Gen John W. “Jay” Raymond, Chief of Space Operations, unveils new Space Force uniforms at the Air Force Association Air, Space & Cyber conference, Sept. 21, at the Gaylord National Resort and Convention Center. (Mike Tsukamoto/AFA)

WASHINGTON: A prominent lawmaker who helps oversee the Space Force’s budget is tired of hearing about the service’s new dress uniforms and wants its leadership to focus more on developing cutting-edge satellites and rockets.

Rep. Jim Cooper, who chairs the House Armed Services Committee’s strategic forces subcommittee, admonished the service to “step up its game” during the Politico Defense Forum on Thursday.

“I wish we were reading in the papers more about killer new satellite systems instead of killer uniforms or big bold headquarters,” said Cooper, a Tennessee Democrat. “We’ve got to make sure that our technology is state of the art. In fact, we need to be a couple of decades ahead of our near peer adversaries.”

Cooper said he believes the Space Force has the budget it needs to succeed but is still moving too sluggishly. Meanwhile, Russia and China continue to make “extraordinary” advances in space technology while spending “pennies on the dollar” compared to the US, he said.

U.S. Rep. Jim Cooper (D-TN) speaks during a news conference on May 16, 2012 on Capitol Hill in Washington, DC. (Photo by Alex Wong/Getty Images)

The Space Force was not the only military space organization that drew criticism from Cooper. The congressman also had harsh words for Derek Tournear, director of the Space Development Agency, who also spoke during the Politico event.

The SDA, a Defense Department organization that will transfer to Space Force control in 2022, has a mandate to leverage existing commercial technologies and field constellations of hundreds of small satellites. Those technologies are expected to augment the Space Force’s communications and missile tracking capabilities.

Tournear said he would like to see the SDA be a “fast follower” that can take advantage of technological advances in the commercial space world and field new capabilities every other year.

“We’ve been very successful as an independent agency,” he said. “And I believe we will continue to be successful — even as we fall under the Space Force — as long as we are given enough authorities and autonomy to maintain that ability to acquire systems quickly.”
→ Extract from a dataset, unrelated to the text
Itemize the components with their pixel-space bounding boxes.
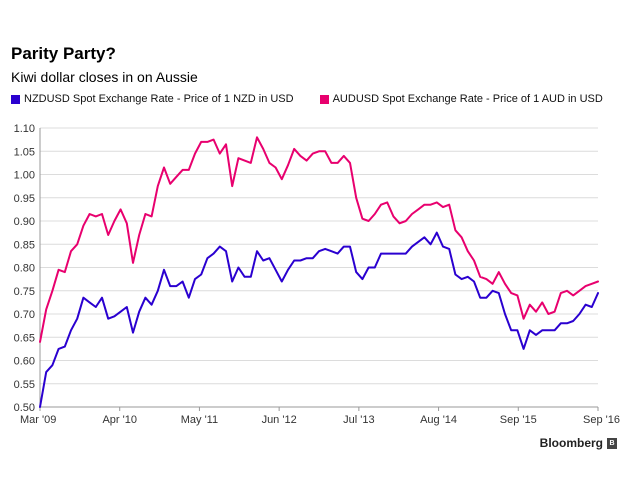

But Cooper pushed back on Tournear’s vision of a successful SDA, saying that the Space Force needs to be thinking bigger.

“To offer our warfighters new tech every two years, that may sound good, but my guess is that sounds slow to [SpaceX founder] Elon Musk, or Jeff Bezos, or small companies like relativity space that are now 3D printing their own rockets, something heretofore unimagined by our Air Force and other [Defense Department space organizations],” he said.

Cooper was an early advocate for forming a separate military service for space. In 2017, he and Rep. Mike Rogers, R-Ala., proposed forming a “Space Corps” that would sit under the Department of the Air Force.

The hope was that a new service would be better able to advocate for a larger share of the defense budget and would be able to more quickly develop and launch advanced space technologies if it wasn’t encumbered by the Air Force’s larger bureaucracy and overhead. That idea was eventually repackaged by former President Donald Trump, who called for a “Space Force” and signed a law establishing the new service in December 2019.

At a separate space-focused conference in St. Louis this week, a chorus of military officials have highlighted the need to work more closely – and more quickly – with commercial industry to field new technologies as rapidly as possible.

Cooper said that so far, it hasn’t been enough.

“We’ve got to be tougher, faster, bolder. And I’m really not seeing that like I would like to see,” he said.